Officers intervened, administering Narcan, a nasal spray used in emergencies to treat drug overdoses in both humans and animals, to Ajax. He was then transported to a local animal hospital for treatment.

The hospital's doctors noted that Ajax had an abnormally low heart rate and then administered more Narcan to him intravenously. He made a rapid recovery and was back on the job by December 21.

Adriny Bernard, 32, lived in the raided residence. He has been charged with intent to deliver cocaine, possession of stolen vehicle parts and possession of cocaine and heroin. Bernard was not home at the time the warrant was served and was later arrested in East Providence on outstanding warrants from the Fall River court system.
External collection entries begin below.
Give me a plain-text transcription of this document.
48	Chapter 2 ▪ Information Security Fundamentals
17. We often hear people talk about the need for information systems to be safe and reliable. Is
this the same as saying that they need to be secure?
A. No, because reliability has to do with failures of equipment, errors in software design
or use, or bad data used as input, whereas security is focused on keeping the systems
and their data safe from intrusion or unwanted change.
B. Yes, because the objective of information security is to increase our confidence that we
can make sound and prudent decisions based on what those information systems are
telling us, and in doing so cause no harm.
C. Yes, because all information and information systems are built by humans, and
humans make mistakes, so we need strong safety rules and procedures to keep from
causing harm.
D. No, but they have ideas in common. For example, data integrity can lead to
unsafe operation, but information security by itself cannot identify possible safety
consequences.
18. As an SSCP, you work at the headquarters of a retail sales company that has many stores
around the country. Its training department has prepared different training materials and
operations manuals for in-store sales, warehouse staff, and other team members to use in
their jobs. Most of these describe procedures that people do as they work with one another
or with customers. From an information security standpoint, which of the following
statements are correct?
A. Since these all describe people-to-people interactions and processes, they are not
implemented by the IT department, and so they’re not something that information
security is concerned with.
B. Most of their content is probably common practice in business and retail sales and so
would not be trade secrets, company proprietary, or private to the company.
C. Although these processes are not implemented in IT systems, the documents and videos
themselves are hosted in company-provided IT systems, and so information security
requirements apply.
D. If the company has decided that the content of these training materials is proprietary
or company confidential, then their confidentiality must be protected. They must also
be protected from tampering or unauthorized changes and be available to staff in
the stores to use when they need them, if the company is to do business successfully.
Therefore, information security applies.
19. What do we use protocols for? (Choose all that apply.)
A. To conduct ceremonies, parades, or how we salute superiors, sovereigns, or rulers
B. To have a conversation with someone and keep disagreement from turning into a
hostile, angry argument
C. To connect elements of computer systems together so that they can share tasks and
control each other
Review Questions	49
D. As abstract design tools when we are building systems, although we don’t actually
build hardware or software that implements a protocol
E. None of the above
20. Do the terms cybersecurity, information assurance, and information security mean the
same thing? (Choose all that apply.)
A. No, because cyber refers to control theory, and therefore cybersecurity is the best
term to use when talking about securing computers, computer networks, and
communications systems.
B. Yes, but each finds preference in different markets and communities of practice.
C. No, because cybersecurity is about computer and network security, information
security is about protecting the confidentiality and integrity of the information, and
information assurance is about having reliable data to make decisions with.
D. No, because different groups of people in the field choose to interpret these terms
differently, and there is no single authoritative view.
Bernard is suspected to be one of two suppliers in the ring. Officers recovered 11 ounces of a white powdery substance they deemed to be of "unknown" origins, 47 bundles of what were suspected to be "heroin/fentanyl," a bag of heroin, and "other suspected drugs" from his home during the raid, police said. Carfentanil and cocaine were also found on the scene, according to WPRI. Other drug paraphernalia, such as boxes of packaging material, narcotic mixing materials and a digital scale were found there as well. Bernard is also believed to be in possession of the frame of a motorcycle which had been reported stolen from Malden, Massachusetts.

During a court appearance, Judge J. Terence Houlihan ordered Bernard held without bail on Thursday, and his next court appearance is on January 2.

Police Dogs
A Rhode Island police dog is back on the job after being subjected to an overdose of fentanyl. As more K9 officers are used to alert for drugs when warrants are served, police forces are looking for ways to keep the animals from accidentally overdosing. Alexander Hassenstein/Getty

Sixteen alleged members of the drug ring were arrested overall as part of Operation Mousetrap. Eleven search warrants were executed as a part of the raid, and 850 grams of fentanyl were recovered along with 56 grams of cocaine, an illegal firearm, $19,000 and assorted prescription pills.

Police dogs, according to a 2018 report in The Atlantic, risk overdose when entering homes where fentanyl or heroin is being harbored, as the dogs may chew on an object that contain the drug and accidentally ingest it.

Multiple police forces are searching for ways to protect their dogs against similar overdoses—from carrying Narcan with them as the Smithfield police department did, to training officers to look for opioid overdose warning signs in dogs and teaching dogs how to passively alert for drugs without touching the substances in question.